Ich sehe mich in der rußgeschwärzten Halle um, betrachte die Stellen, wo einst die Teppiche hingen, und richte den Blick dann auf den abgeschlagenen Treppenpfosten. «Nein, es war ein gezielter Angriff», widerspreche ich langsam. «Sie haben getan, wozu sie gekommen sind. Er galt nicht mir persönlich, aber er galt den Lords, den Reichen, dem Hof. Sie glauben, sie müssten nicht mehr an den Toren warten, sie glauben, sie hätten andere Möglichkeiten als zu bitten. Sie meinen nicht mehr, dass wir ihre rechtmäßigen Herrscher sind.

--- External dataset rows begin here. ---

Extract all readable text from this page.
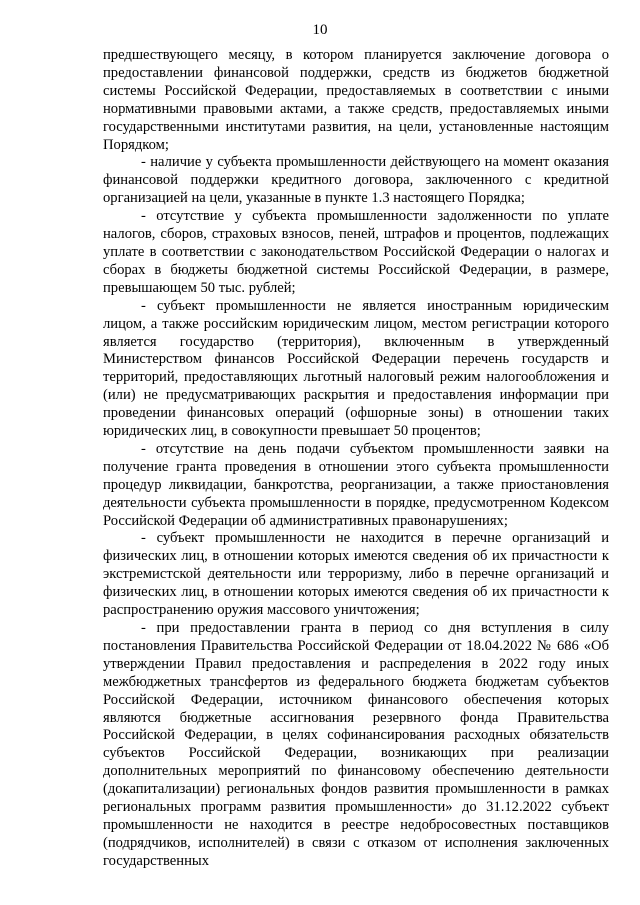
10

предшествующего месяцу, в котором планируется заключение договора о предоставлении финансовой поддержки, средств из бюджетов бюджетной системы Российской Федерации, предоставляемых в соответствии с иными нормативными правовыми актами, а также средств, предоставляемых иными государственными институтами развития, на цели, установленные настоящим Порядком;

- наличие у субъекта промышленности действующего на момент оказания финансовой поддержки кредитного договора, заключенного с кредитной организацией на цели, указанные в пункте 1.3 настоящего Порядка;

- отсутствие у субъекта промышленности задолженности по уплате налогов, сборов, страховых взносов, пеней, штрафов и процентов, подлежащих уплате в соответствии с законодательством Российской Федерации о налогах и сборах в бюджеты бюджетной системы Российской Федерации, в размере, превышающем 50 тыс. рублей;

- субъект промышленности не является иностранным юридическим лицом, а также российским юридическим лицом, местом регистрации которого является государство (территория), включенным в утвержденный Министерством финансов Российской Федерации перечень государств и территорий, предоставляющих льготный налоговый режим налогообложения и (или) не предусматривающих раскрытия и предоставления информации при проведении финансовых операций (офшорные зоны) в отношении таких юридических лиц, в совокупности превышает 50 процентов;

- отсутствие на день подачи субъектом промышленности заявки на получение гранта проведения в отношении этого субъекта промышленности процедур ликвидации, банкротства, реорганизации, а также приостановления деятельности субъекта промышленности в порядке, предусмотренном Кодексом Российской Федерации об административных правонарушениях;

- субъект промышленности не находится в перечне организаций и физических лиц, в отношении которых имеются сведения об их причастности к экстремистской деятельности или терроризму, либо в перечне организаций и физических лиц, в отношении которых имеются сведения об их причастности к распространению оружия массового уничтожения;

- при предоставлении гранта в период со дня вступления в силу постановления Правительства Российской Федерации от 18.04.2022 № 686 «Об утверждении Правил предоставления и распределения в 2022 году иных межбюджетных трансфертов из федерального бюджета бюджетам субъектов Российской Федерации, источником финансового обеспечения которых являются бюджетные ассигнования резервного фонда Правительства Российской Федерации, в целях софинансирования расходных обязательств субъектов Российской Федерации, возникающих при реализации дополнительных мероприятий по финансовому обеспечению деятельности (докапитализации) региональных фондов развития промышленности в рамках региональных программ развития промышленности» до 31.12.2022 субъект промышленности не находится в реестре недобросовестных поставщиков (подрядчиков, исполнителей) в связи с отказом от исполнения заключенных государственных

Als ich ein Mädchen in Paris war und den Duke of Bedford heiratete, hassten uns die Menschen in der Stadt, die Menschen in ganz Frankreich. Wir wussten es, und sie wussten es. Doch niemand hätte je geahnt, dass sie die Tore aufbrechen und hereinkommen und unseren Besitz zerstören könnten. Das glauben sie jetzt in London. Sie gehorchen ihren Herren nicht mehr. Wer weiß, wie weit das noch geht?»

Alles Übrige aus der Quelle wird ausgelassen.